Workshop Grants


In autumn 2022 the Society launched its Workshop Grants programme to enable historians, in the UK and internationally, to come together to discuss and develop historical projects of shared interest.

Workshop Grants, of £1,000 each, enable historians to create and host in-person day-events to consider topics at a level of detail seldom possible at a seminar or conference, or online. Grants may be spent as the organisers require, including venue hire, speakers’ expenses and bursaries for attendees if events are open.

One set of (Transactions) Workshops lead to publication of articles in the Society’s journal, Transactions of the Royal Historical Society.

A second set of Workshop Grants support projects with a wider range of potential outcomes: for example, beginning and testing a research idea; pilot work; writing of grant applications; networking, or publishing and communication in other formats.

For both strands, we welcome applications not only for new research projects but also disciplinary reviews, studies of historical methods, developments in teaching practice and courses, cross-sector working, or creation of public history projects, among others.

Transactions Workshops, 2023

Workshop Grants leading to publication in Transactions are selected in conjunction with the journal’s co-editors, Harshan Kumarasingham and Kate Smith. Successful applicants work with the co-editors to develop the outcomes of their Workshops for publication: as articles, roundtables, collections of short essays or short special issues.

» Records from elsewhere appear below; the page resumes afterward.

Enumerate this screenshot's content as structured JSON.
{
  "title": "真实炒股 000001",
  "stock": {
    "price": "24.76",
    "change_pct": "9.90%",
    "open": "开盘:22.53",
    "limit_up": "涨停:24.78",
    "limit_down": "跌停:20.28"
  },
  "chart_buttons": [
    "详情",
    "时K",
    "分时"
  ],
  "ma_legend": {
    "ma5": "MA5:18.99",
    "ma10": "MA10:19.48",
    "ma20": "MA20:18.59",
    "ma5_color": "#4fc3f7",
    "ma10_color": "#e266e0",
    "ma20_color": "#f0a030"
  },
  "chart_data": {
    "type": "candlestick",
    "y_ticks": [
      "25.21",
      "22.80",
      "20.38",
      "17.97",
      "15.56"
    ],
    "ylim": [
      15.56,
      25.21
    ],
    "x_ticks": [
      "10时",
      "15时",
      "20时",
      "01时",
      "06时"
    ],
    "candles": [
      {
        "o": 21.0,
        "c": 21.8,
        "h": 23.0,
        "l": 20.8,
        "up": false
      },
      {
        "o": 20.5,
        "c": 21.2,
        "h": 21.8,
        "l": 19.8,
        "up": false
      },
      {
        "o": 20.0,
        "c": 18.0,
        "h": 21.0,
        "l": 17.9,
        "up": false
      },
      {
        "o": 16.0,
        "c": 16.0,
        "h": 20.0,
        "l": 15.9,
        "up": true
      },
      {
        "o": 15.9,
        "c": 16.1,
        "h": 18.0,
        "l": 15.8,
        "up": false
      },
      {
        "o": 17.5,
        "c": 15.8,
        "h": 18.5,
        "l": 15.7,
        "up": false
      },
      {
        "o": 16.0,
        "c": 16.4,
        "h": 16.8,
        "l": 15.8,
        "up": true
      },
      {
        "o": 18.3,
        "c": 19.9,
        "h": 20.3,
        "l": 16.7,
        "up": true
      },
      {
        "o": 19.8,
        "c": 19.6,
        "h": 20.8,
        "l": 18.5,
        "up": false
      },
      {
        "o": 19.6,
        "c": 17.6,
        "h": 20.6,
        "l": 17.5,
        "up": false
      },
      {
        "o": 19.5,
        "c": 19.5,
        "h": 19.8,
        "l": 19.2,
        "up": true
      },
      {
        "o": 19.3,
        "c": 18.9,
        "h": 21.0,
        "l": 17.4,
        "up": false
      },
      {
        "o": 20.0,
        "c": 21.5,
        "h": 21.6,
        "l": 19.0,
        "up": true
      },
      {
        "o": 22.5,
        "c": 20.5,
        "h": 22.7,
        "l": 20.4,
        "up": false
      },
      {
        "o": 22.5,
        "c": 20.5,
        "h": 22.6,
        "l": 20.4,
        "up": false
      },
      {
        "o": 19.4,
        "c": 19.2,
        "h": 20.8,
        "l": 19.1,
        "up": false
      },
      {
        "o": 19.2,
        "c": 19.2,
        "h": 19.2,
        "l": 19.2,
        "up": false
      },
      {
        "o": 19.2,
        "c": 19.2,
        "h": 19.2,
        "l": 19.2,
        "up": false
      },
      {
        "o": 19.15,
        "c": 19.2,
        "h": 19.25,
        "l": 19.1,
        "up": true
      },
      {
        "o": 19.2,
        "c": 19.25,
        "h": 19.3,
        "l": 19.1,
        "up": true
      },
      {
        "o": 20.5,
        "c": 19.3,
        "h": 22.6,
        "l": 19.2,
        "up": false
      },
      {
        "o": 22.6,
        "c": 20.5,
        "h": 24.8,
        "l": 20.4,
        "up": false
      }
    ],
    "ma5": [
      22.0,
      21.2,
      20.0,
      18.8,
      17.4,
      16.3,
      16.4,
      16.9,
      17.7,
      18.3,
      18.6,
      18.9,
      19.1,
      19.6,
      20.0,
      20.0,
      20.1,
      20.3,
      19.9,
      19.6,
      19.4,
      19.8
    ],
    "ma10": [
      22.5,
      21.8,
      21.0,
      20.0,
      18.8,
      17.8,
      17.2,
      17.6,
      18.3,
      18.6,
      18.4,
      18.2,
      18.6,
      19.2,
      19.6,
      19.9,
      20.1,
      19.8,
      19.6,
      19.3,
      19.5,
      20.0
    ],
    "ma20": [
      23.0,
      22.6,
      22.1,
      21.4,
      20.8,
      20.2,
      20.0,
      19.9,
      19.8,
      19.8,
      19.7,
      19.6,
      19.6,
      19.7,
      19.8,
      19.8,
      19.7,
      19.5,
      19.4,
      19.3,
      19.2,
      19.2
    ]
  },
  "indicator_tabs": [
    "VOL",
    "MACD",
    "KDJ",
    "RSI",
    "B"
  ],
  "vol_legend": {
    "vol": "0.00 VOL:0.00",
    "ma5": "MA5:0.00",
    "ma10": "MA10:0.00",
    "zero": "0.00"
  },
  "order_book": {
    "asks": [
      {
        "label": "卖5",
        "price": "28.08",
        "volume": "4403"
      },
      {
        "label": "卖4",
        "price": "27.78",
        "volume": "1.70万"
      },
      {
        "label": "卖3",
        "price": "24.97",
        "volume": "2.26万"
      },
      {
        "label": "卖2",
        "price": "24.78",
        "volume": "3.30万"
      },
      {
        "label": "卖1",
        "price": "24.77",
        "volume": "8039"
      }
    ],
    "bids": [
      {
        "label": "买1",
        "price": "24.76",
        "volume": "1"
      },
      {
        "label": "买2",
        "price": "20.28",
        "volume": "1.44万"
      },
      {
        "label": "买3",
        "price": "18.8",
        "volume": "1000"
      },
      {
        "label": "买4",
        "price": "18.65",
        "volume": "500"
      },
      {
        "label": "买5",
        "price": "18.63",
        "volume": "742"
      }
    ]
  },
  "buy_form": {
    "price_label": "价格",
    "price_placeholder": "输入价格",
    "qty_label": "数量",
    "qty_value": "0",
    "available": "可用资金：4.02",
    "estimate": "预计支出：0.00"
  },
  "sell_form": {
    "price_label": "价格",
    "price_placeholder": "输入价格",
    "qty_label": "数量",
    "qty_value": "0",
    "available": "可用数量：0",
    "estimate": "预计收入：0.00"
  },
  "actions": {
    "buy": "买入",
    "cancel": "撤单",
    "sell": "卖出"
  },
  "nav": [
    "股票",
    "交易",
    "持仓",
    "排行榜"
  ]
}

Published content furthers the aims of Transactions‘ co-editors and editorial boards to provide journal content that is topical, geographically and chronologically wide-ranging, and the work of historians at all career stages.

Calls for the 2023 TRHS Workshop Grants are now open. Applications are invited before the closing date of 5 May 2023.

In 2022, the following four projects will were awarded Transactions Workshops:

  • ’80 Years of the Bengal Famine (1943): Decolonial Dialogues from the Global South’ — lead organisers: Priyanka Basu and Ananya Jahanara Kabir (King’s College London)
  • ‘Transnational Activism in a Divided World: the Regional within the Global’ — lead organisers: Daniel Laqua (Northumbria) and Thomas Davies (City, University of London)
  • ‘The Future of Our Past: Where is Environmental History Heading?’ — lead organiser: Alexander Hibberts (Durham)
  • ‘Parliamentary Culture in Colonial Contexts, c.1500–c.1700’ — lead organisers: Paul Seaward (History of Parliament Trust), Pauline Kewes (Oxford) and Jim Van der Meulen (Ghent)

RHS Workshops, 2022-23

A second set of Workshops supports projects with a wide range of possible outcomes. RHS Workshops may support groups of historians who are meeting for the first time to consider an idea or seek to develop an established project.

In the academic year 2022-23, the following four projects will run RHS Workshops:

  • ‘Early Modern Error’ — lead organiser: Alice Leonard (Coventry)
  • ‘Women and Plantations: New Directions in Tudor and Stuart Colonial History’ — lead organiser: Lauren Working (York)
  • ‘Beyond the ‘Good’ / ’Bad’ Migrant Dichotomy: ways forward for early modern and contemporary history’ — lead organiser: Kathleen Commons (Sheffield)
  • ‘Unboxing the Family Archive: New Approaches to Intergenerational Collections’ — lead organiser: Imogen Peck (Birmingham)

The next call for RHS Workshops, to take place in the academic year 2023-24, will launch in Summer 2023.

Each of the Workshops will be supported by the Royal Historical Society, with updates on outcomes reported via the RHS blog and social media. Future applicants are also welcome to consider hosting Workshops at the Society’s offices at University College London, if desirable.